India managed to reference China only obliquely stating, “connectivity initiatives" had to be “based on the principles of transparency, broad participation, local priorities, financial sustainability and respect for sovereignty and territorial integrity of all countries". As cogent an articulation as this is of China’s Belt and Road Initiative (BRI), it is also getting old as India has little to show in terms of actual support for BRI host countries, including Central Asian ones, in ensuring they can better call to account Chinese projects.
Overall, the meeting in New Delhi could not avoid the strong impression that it had a single-point agenda on terrorism and that it could not take into account regional security challenges from China more thoroughly.
Contrast this with China’s efforts at its latest regional multilateral exercise in West Asia. Not only did Xi have a solid record of China’s initiatives in the region, including BRI projects, to highlight for his listeners, he also had new initiatives to promote such as the Global Development Initiative (GDI) and the Global Security Initiative (GSI).
While the GDI may be considered an extension of the BRI, the GSI suggests that the Chinese are embarking on a new stage of foreign policy after rolling out the BRI over the past decade. These initiatives both distract from the bad press the BRI has received but also create the impression that the Chinese are constantly agile and alert to both challenges and possibilities.
Consider the media outreach. The Chinese have blanketed their own press — and thus their domestic audience — certainly with news of these new initiatives and regional outreach but also promoted them in their partners through their embassy events and op-eds in local media. The amorphous nature of their initiatives or the lack of clarity as to the specifics do not hinder the Chinese from putting on a good show. Coverage and analysis in the Indian media of the meeting of the NSAs was limited by contrast, even if the event showcased specifics and talked about an issue so dear to the political establishment, namely terrorism.
If nothing else, the Chinese create the impression that they do not rest on their oars and are constantly searching for a leg up on rivals.

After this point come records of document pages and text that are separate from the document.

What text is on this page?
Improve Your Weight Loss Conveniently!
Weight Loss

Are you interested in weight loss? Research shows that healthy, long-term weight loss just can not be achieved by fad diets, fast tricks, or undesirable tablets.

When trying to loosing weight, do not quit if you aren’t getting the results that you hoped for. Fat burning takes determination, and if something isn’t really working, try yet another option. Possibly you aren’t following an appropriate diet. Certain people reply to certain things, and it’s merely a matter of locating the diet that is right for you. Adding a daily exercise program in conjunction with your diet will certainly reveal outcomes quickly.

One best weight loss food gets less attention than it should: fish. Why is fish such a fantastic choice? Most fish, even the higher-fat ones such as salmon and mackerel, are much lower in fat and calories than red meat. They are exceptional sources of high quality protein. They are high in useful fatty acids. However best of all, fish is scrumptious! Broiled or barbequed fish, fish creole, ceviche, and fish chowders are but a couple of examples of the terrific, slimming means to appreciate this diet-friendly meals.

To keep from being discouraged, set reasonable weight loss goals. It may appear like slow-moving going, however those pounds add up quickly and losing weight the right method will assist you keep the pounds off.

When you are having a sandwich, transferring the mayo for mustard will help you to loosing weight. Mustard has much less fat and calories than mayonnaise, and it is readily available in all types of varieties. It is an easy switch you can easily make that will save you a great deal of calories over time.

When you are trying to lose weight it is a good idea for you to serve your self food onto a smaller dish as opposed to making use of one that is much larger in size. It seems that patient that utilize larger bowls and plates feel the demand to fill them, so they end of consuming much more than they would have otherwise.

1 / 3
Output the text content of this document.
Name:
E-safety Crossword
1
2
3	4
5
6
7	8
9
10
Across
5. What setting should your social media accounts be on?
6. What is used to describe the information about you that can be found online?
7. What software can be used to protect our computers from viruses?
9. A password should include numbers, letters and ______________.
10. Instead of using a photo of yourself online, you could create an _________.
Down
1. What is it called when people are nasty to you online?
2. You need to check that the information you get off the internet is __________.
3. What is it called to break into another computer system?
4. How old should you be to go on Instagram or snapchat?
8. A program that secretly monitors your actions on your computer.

And given that this is the Arab world we are talking about, a region where the US has been traditionally dominant, these Chinese initiatives also suggest an active interest in challenging American dominance as well as using the latent hostility to the US both among the Arab political elites and the street to Beijing’s advantage.
The Chinese are increasingly less coy about naming and criticising the US that they view as their principal challenge and by actively confronting the US across the board in multiple sectors and in multiple regions have forced their partners and hosts in West Asia and elsewhere to listen carefully to Chinese views. Multilateral forums have now become sites of contestation between China and the US. Even if China still lags the US in actual capabilities, the messaging portrays China as the near-equal of the US.
By contrast, India’s inability to challenge China even when its own national interests are visibly at stake — along the Line of Actual Control, for example — causes India’s partners to take India’s protestations or references to China less seriously. India’s multilateral efforts, already late getting off the blocks, are thus hobbled still further.